Likoudis to the Rescue? On the Flaws of an Old Conservative Warhorse
Why "The Pope, the Council, and the Mass" is useless as a current resource
The Pope, the Council, and the Mass: Answers to Questions the “Traditionalists” Have Asked by James Likoudis and Kenneth Whitehead, was first published in 1981; a revised edition appeared in 2006.
Mr. Likoudis passed away only this past September 3; Mr. Whitehead passed away in 2015. Requiescant in pace. Both men did a lot of good work for the Church. (“Warhorse” in this article’s title refers to the above-mentioned book, not to either of the authors!)
The book in question once exercised a strong influence on me in my initial conservative phase (late 80s, early 90s) — before I discovered how rife it was with errors, misinformation, and frankly inadequate analysis.
For starters, as I recall, they run with the view that the “Tridentine Mass” is about 400 years old and that St. Hippolytus is the origin of Eucharistic Prayer II. Both claims are as historically false as the day is long. On the former, Joseph Shaw’s short article is sufficient to clear up the confusion on St. Pius V. On the latter, if I might sum up Fr. John F. Baldovin’s scholarly demonstration, we should get used to calling the base text “the pseudo-Roman pseudo-anaphora of pseudo-Hippolytus.” One will find nowhere in the pages of Likoudis-Whitehead the kind of cutting-edge research Matthew Hazell has done, who proved in detail that only 13% of the prayers of the old Roman missal were carried over intact into the new missal (so much for “continuity”).
If I could sum up my reservations in a sentence: a lot of water has gone under the bridge since this book first appeared, and our situation now is much more dire. No amount of padding will be able to change the fact that the traditionalist critique of the liturgical reform — which has become a familiar feature of the landscape via such figures as Klaus Gamber, Joseph Ratzinger, Alcuin Reid, Lauren Pristas, Michael Fiedrowicz, Uwe Michael Lang, Stefan Heid, Michael Foley, Gregory DiPippo, myself, and many others, and which has won the respect, if not the agreement, of a broad range of figures — has fundamentally reoriented the discussion.
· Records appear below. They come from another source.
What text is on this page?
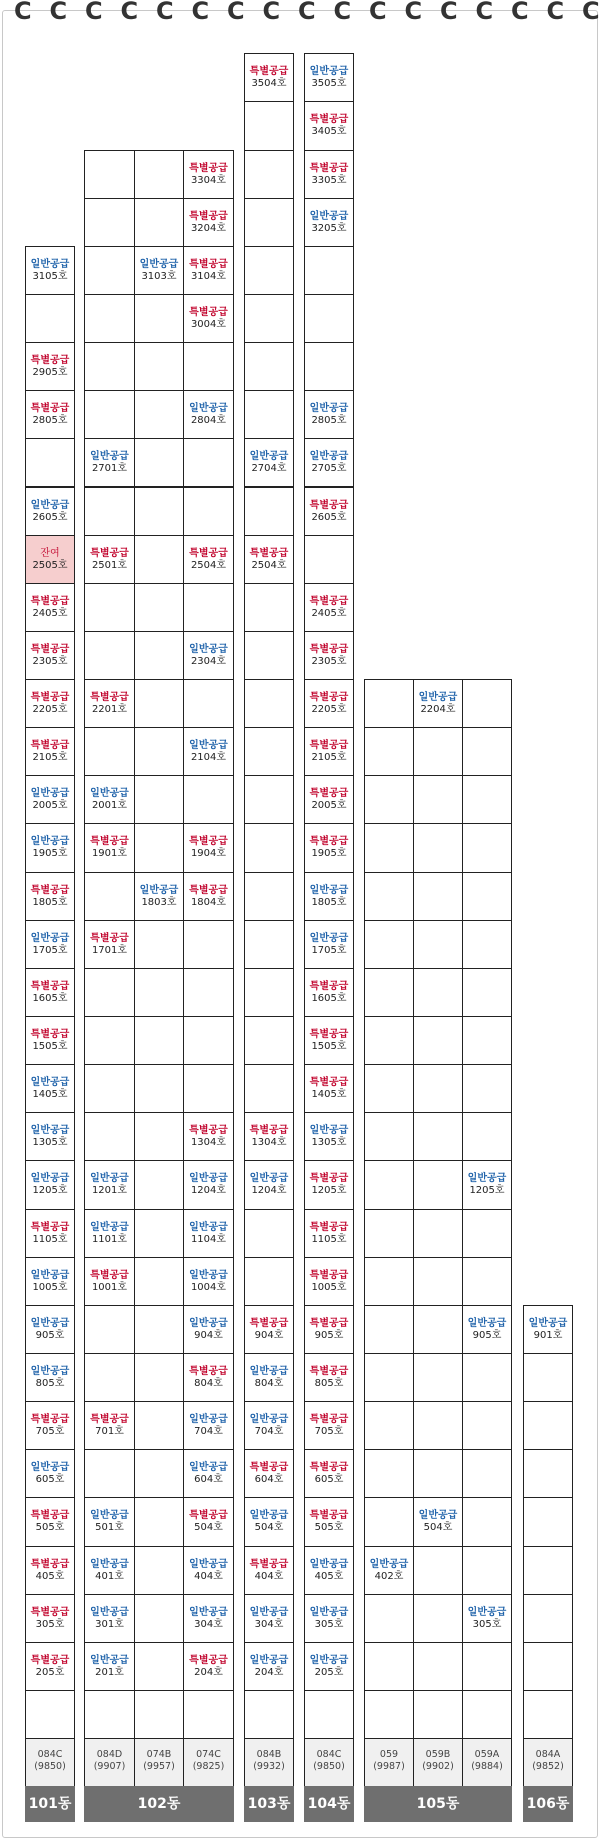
C C C C C C C C C C C C C C C C C
특별공급
205호
특별공급
305호
특별공급
405호
특별공급
505호
일반공급
605호
특별공급
705호
일반공급
805호
일반공급
905호
일반공급
1005호
특별공급
1105호
일반공급
1205호
일반공급
1305호
일반공급
1405호
특별공급
1505호
특별공급
1605호
일반공급
1705호
특별공급
1805호
일반공급
1905호
일반공급
2005호
특별공급
2105호
특별공급
2205호
특별공급
2305호
특별공급
2405호
잔여
2505호
일반공급
2605호
특별공급
2805호
특별공급
2905호
일반공급
3105호
084C
(9850)
101동
일반공급
201호
일반공급
301호
일반공급
401호
일반공급
501호
특별공급
701호
특별공급
1001호
일반공급
1101호
일반공급
1201호
특별공급
1701호
특별공급
1901호
일반공급
2001호
특별공급
2201호
특별공급
2501호
일반공급
2701호
084D
(9907)
일반공급
1803호
일반공급
3103호
074B
(9957)
특별공급
204호
일반공급
304호
일반공급
404호
특별공급
504호
일반공급
604호
일반공급
704호
특별공급
804호
일반공급
904호
일반공급
1004호
일반공급
1104호
일반공급
1204호
특별공급
1304호
특별공급
1804호
특별공급
1904호
일반공급
2104호
일반공급
2304호
특별공급
2504호
일반공급
2804호
특별공급
3004호
특별공급
3104호
특별공급
3204호
특별공급
3304호
074C
(9825)
102동
일반공급
204호
일반공급
304호
특별공급
404호
일반공급
504호
특별공급
604호
일반공급
704호
일반공급
804호
특별공급
904호
일반공급
1204호
특별공급
1304호
특별공급
2504호
일반공급
2704호
특별공급
3504호
084B
(9932)
103동
일반공급
205호
일반공급
305호
일반공급
405호
특별공급
505호
특별공급
605호
특별공급
705호
특별공급
805호
특별공급
905호
특별공급
1005호
특별공급
1105호
특별공급
1205호
일반공급
1305호
특별공급
1405호
특별공급
1505호
특별공급
1605호
일반공급
1705호
일반공급
1805호
특별공급
1905호
특별공급
2005호
특별공급
2105호
특별공급
2205호
특별공급
2305호
특별공급
2405호
특별공급
2605호
일반공급
2705호
일반공급
2805호
일반공급
3205호
특별공급
3305호
특별공급
3405호
일반공급
3505호
084C
(9850)
104동
일반공급
402호
059
(9987)
일반공급
504호
일반공급
2204호
059B
(9902)
일반공급
305호
일반공급
905호
일반공급
1205호
059A
(9884)
105동
일반공급
901호
084A
(9852)
106동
It is simply no longer credible to proceed as if (a) the pope has absolute authority over all things liturgical save a neoscholastic “matter and form,” (b) the reform as it happened faithfully implements Vatican II’s Sacrosanctum Concilium as understood by the Council Fathers, (c) the traditionalist response is imprudent, disrespectful, disobedient, etc. And yet all these views are hard-wired into the Likoudis-Whitehead book. The argumentation is poor, the content partial and partisan, and the theological perspective narrow.